Menariknya, tidak hanya dari pihak luar, Fachrul Razi sendiri juga mempertanyakan mengapa dirinya ditunjuk sebagai Menag. “Kalau saya menebak-nebak Pak Jokowi, mungkin karena saya suka ibadah dan suka ceramah, temanya Islam damai dan toleransi serta persatuan kesatuan,” ungkapnya pada 23 Oktober 2019.
“Kan banyak Islam radikal itu, saya kira karena menafsirkan agamanya itu salah. Nah, mungkin Pak Jokowi melihat saya bisa membantu menciptakan suasana damai dan membangun persatuan,” lanjut Fachrul.
Baca Juga: Larang Cadar, Menag Fachrul Hobbesian?
Sejak Reformasi, posisi Menag memang terlihat lekat dengan NU. Dari sembilan Menag, hanya tiga yang tidak terafiliasi NU, yakni Abdul Malik Fadjar (1998-1999) dari Muhammadiyah, Agung Laksono (Mei-Juni 2014) dari Partai Golkar, dan tentunya Fachrul Razi (2019-2020). Saat ini, pos tersebut kembali di tangan NU dengan terpilihnya Yaqut Cholil Qoumas, Ketua Umum Gerakan Pemuda (GP) Ansor 2015-2020, menggantikan Fachrul pada Desember tahun lalu.
Meskipun sudah kembali ke NU, akhir-akhir ini posisi Menag kembali menjadi diskursus hangat karena pernyataan Yaqut Cholil Qoumas alias Gus Yaqut.
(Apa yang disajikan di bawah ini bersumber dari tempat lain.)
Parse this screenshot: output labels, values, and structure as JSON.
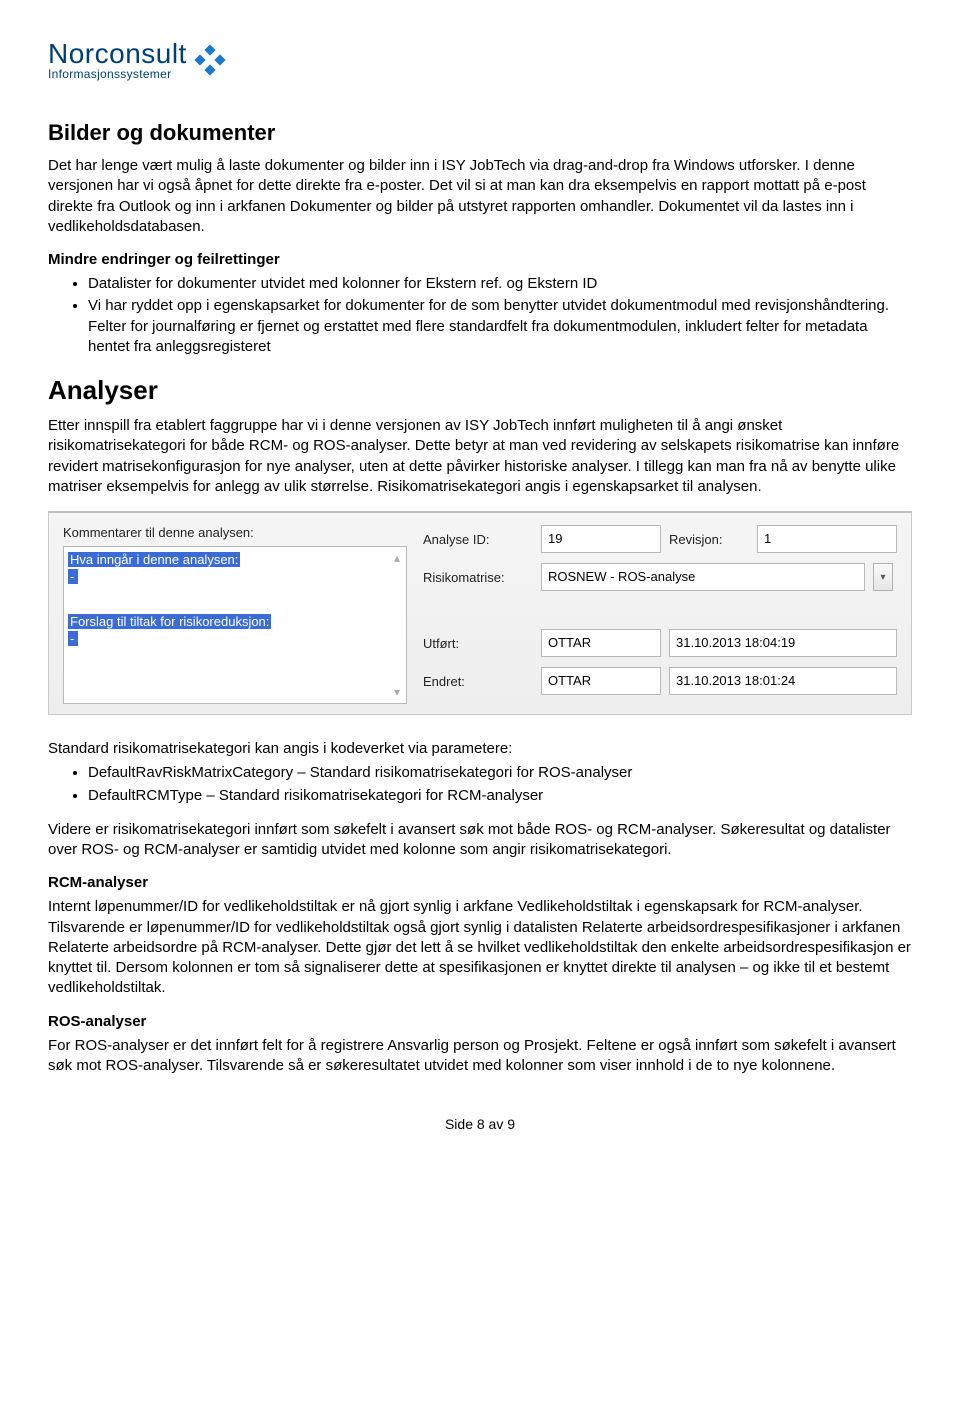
{
  "logo": {
    "top": "Norconsult",
    "sub": "Informasjonssystemer"
  },
  "section1": {
    "title": "Bilder og dokumenter",
    "para": "Det har lenge vært mulig å laste dokumenter og bilder inn i ISY JobTech via drag-and-drop fra Windows utforsker. I denne versjonen har vi også åpnet for dette direkte fra e-poster. Det vil si at man kan dra eksempelvis en rapport mottatt på e-post direkte fra Outlook og inn i arkfanen Dokumenter og bilder på utstyret rapporten omhandler. Dokumentet vil da lastes inn i vedlikeholdsdatabasen.",
    "subhead": "Mindre endringer og feilrettinger",
    "bullets": [
      "Datalister for dokumenter utvidet med kolonner for Ekstern ref. og Ekstern ID",
      "Vi har ryddet opp i egenskapsarket for dokumenter for de som benytter utvidet dokumentmodul med revisjonshåndtering. Felter for journalføring er fjernet og erstattet med flere standardfelt fra dokumentmodulen, inkludert felter for metadata hentet fra anleggsregisteret"
    ]
  },
  "section2": {
    "title": "Analyser",
    "para": "Etter innspill fra etablert faggruppe har vi i denne versjonen av ISY JobTech innført muligheten til å angi ønsket risikomatrisekategori for både RCM- og ROS-analyser. Dette betyr at man ved revidering av selskapets risikomatrise kan innføre revidert matrisekonfigurasjon for nye analyser, uten at dette påvirker historiske analyser. I tillegg kan man fra nå av benytte ulike matriser eksempelvis for anlegg av ulik størrelse. Risikomatrisekategori angis i egenskapsarket til analysen."
  },
  "shot": {
    "comment_label": "Kommentarer til denne analysen:",
    "comment_h1": "Hva inngår i denne analysen:",
    "comment_dash": "-",
    "comment_h2": "Forslag til tiltak for risikoreduksjon:",
    "analyse_id_label": "Analyse ID:",
    "analyse_id_value": "19",
    "revisjon_label": "Revisjon:",
    "revisjon_value": "1",
    "risikomatrise_label": "Risikomatrise:",
    "risikomatrise_value": "ROSNEW - ROS-analyse",
    "utfort_label": "Utført:",
    "utfort_user": "OTTAR",
    "utfort_ts": "31.10.2013 18:04:19",
    "endret_label": "Endret:",
    "endret_user": "OTTAR",
    "endret_ts": "31.10.2013 18:01:24"
  },
  "section3": {
    "para_intro": "Standard risikomatrisekategori kan angis i kodeverket via parametere:",
    "bullets": [
      "DefaultRavRiskMatrixCategory – Standard risikomatrisekategori for ROS-analyser",
      "DefaultRCMType – Standard risikomatrisekategori for RCM-analyser"
    ],
    "para_after": "Videre er risikomatrisekategori innført som søkefelt i avansert søk mot både ROS- og RCM-analyser. Søkeresultat og datalister over ROS- og RCM-analyser er samtidig utvidet med kolonne som angir risikomatrisekategori."
  },
  "section_rcm": {
    "title": "RCM-analyser",
    "para": "Internt løpenummer/ID for vedlikeholdstiltak er nå gjort synlig i arkfane Vedlikeholdstiltak i egenskapsark for RCM-analyser. Tilsvarende er løpenummer/ID for vedlikeholdstiltak også gjort synlig i datalisten Relaterte arbeidsordrespesifikasjoner i arkfanen Relaterte arbeidsordre på RCM-analyser. Dette gjør det lett å se hvilket vedlikeholdstiltak den enkelte arbeidsordrespesifikasjon er knyttet til. Dersom kolonnen er tom så signaliserer dette at spesifikasjonen er knyttet direkte til analysen – og ikke til et bestemt vedlikeholdstiltak."
  },
  "section_ros": {
    "title": "ROS-analyser",
    "para": "For ROS-analyser er det innført felt for å registrere Ansvarlig person og Prosjekt. Feltene er også innført som søkefelt i avansert søk mot ROS-analyser. Tilsvarende så er søkeresultatet utvidet med kolonner som viser innhold i de to nye kolonnene."
  },
  "footer": "Side 8 av 9"
}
Ya, apalagi kalau bukan klaim Menag adalah hadiah negara untuk NU.
Kendatipun telah meluruskan bahwa pernyataan tersebut disampaikan di forum internal dan bertujuan untuk memberi semangat kepada santri dan pondok pesantren, berbagai kalangan, termasuk dari NU sendiri tetap melayangkan kritik.
Dengan adanya asumsi Menag idealnya diisi NU dan pernyataan kontroversial Gus Yaqut, ini kembali mengangkat pertanyaan, mengapa posisi Menag begitu lekat dengan NU? Apakah pos ini begitu signifikan?
Gerbang Penjaga Toleransi
Terlepas dari penegasan Gus Yaqut bahwa Menag untuk semua agama dan ormas keagamaan, telah menjadi diskursus umum bahwa posisi ini memang cocok diberikan untuk NU. Ini terkait dengan penyematan NU sebagai gerbang penjaga toleransi, di mana NU dinilai memiliki paradigma yang lebih inklusif dari ormas keagamaan lainnya. Konteks inklusivitas ini juga terlihat pada tebakan Fachrul terkait mengapa dirinya ditunjuk sebagai Menag.
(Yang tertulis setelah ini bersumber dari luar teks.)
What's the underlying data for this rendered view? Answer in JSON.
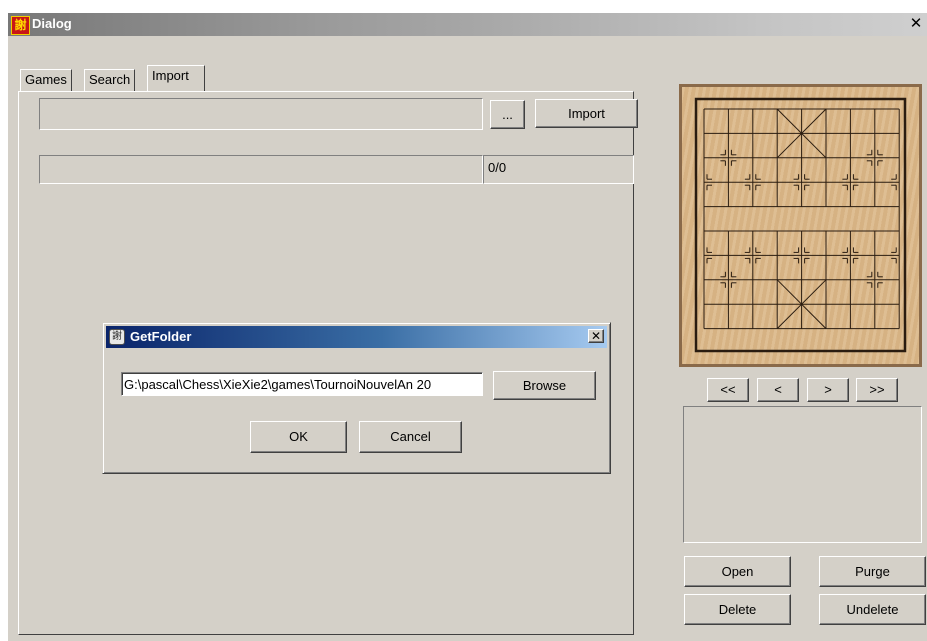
{
  "window": {
    "title": "Dialog",
    "app_icon_glyph": "謝",
    "close_glyph": "✕"
  },
  "tabs": [
    {
      "label": "Games"
    },
    {
      "label": "Search"
    },
    {
      "label": "Import",
      "active": true
    }
  ],
  "import": {
    "file_value": "",
    "browse_label": "...",
    "import_label": "Import",
    "progress_value": "",
    "progress_count": "0/0"
  },
  "navigation": {
    "first": "<<",
    "prev": "<",
    "next": ">",
    "last": ">>"
  },
  "actions": {
    "open": "Open",
    "purge": "Purge",
    "delete": "Delete",
    "undelete": "Undelete"
  },
  "get_folder_dialog": {
    "title": "GetFolder",
    "close_glyph": "✕",
    "path_value": "G:\\pascal\\Chess\\XieXie2\\games\\TournoiNouvelAn 20",
    "browse_label": "Browse",
    "ok_label": "OK",
    "cancel_label": "Cancel"
  },
  "colors": {
    "dialog_face": "#d4d0c8",
    "active_title": "#0a246a",
    "board_wood": "#dbb98a"
  }
}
Di awal pembentukan kabinet Jokowi-Ma’ruf Amin, narasi kabinet anti-radikalisme juga menjadi diskursus umum. Tidak hanya soal penunjukan Fachrul sebagai Menag, melainkan juga ditariknya Tito Karnavian sebagai Menteri Dalam Negeri (Mendagri).
Namun sayang, penunjukan Fachrul tampaknya menjadi backlash. Berbagai pernyataan kontroversialnya, seperti wacana melarang cadar dan celana cingkrang bagi Aparatur Sipil Negara (ASN), memantik kritik keras dan mengentalkan polarisasi. Ini mungkin menjadi pertimbangan utama mengapa reshuffle Desember 2020 menyasar Menag dan memberikannya kepada NU.
Slamet dalam tulisannya Nahdlatul Ulama dan Pluralisme: Studi Pada Strategi Dakwah Pluralisme NU di Era Reformasi, dengan jelas menyebut NU sebagai organisasi Islam yang mengusung dan menjaga pluralisme di Indonesia.
Baca Juga: Bom Waktu Kabinet Anti-Radikalisme Jokowi?
Dalam tulisannya, Slamet menyebutkan tiga tokoh yang memberikan warna bagi pemikiran pluralisme NU, yakni Abdurrahman Wahid (Gus Dur), KH. Ahmad Hasyim Muzadi, dan Kiai Said. Mendirikan Wahid Institute pada 7 September 2004, Gus Dur dikenal menggunakan pendekatan normatif dalam menyikapi pluralisme.
Kiai Hasyim yang mendirikan International Conference of Islamic Scholars (ICIS) pada 24 Februari 2004 lebih memahami pluralisme sebagai sebuah realitas sosial atau dari pendekatan sosiologis. Sementara Kiai Said melihat pluralisme agama sebagai sebuah kenyataan sejarah, atau lebih kepada pendekatan historis melalui pemikirannya, interfaith dialogue.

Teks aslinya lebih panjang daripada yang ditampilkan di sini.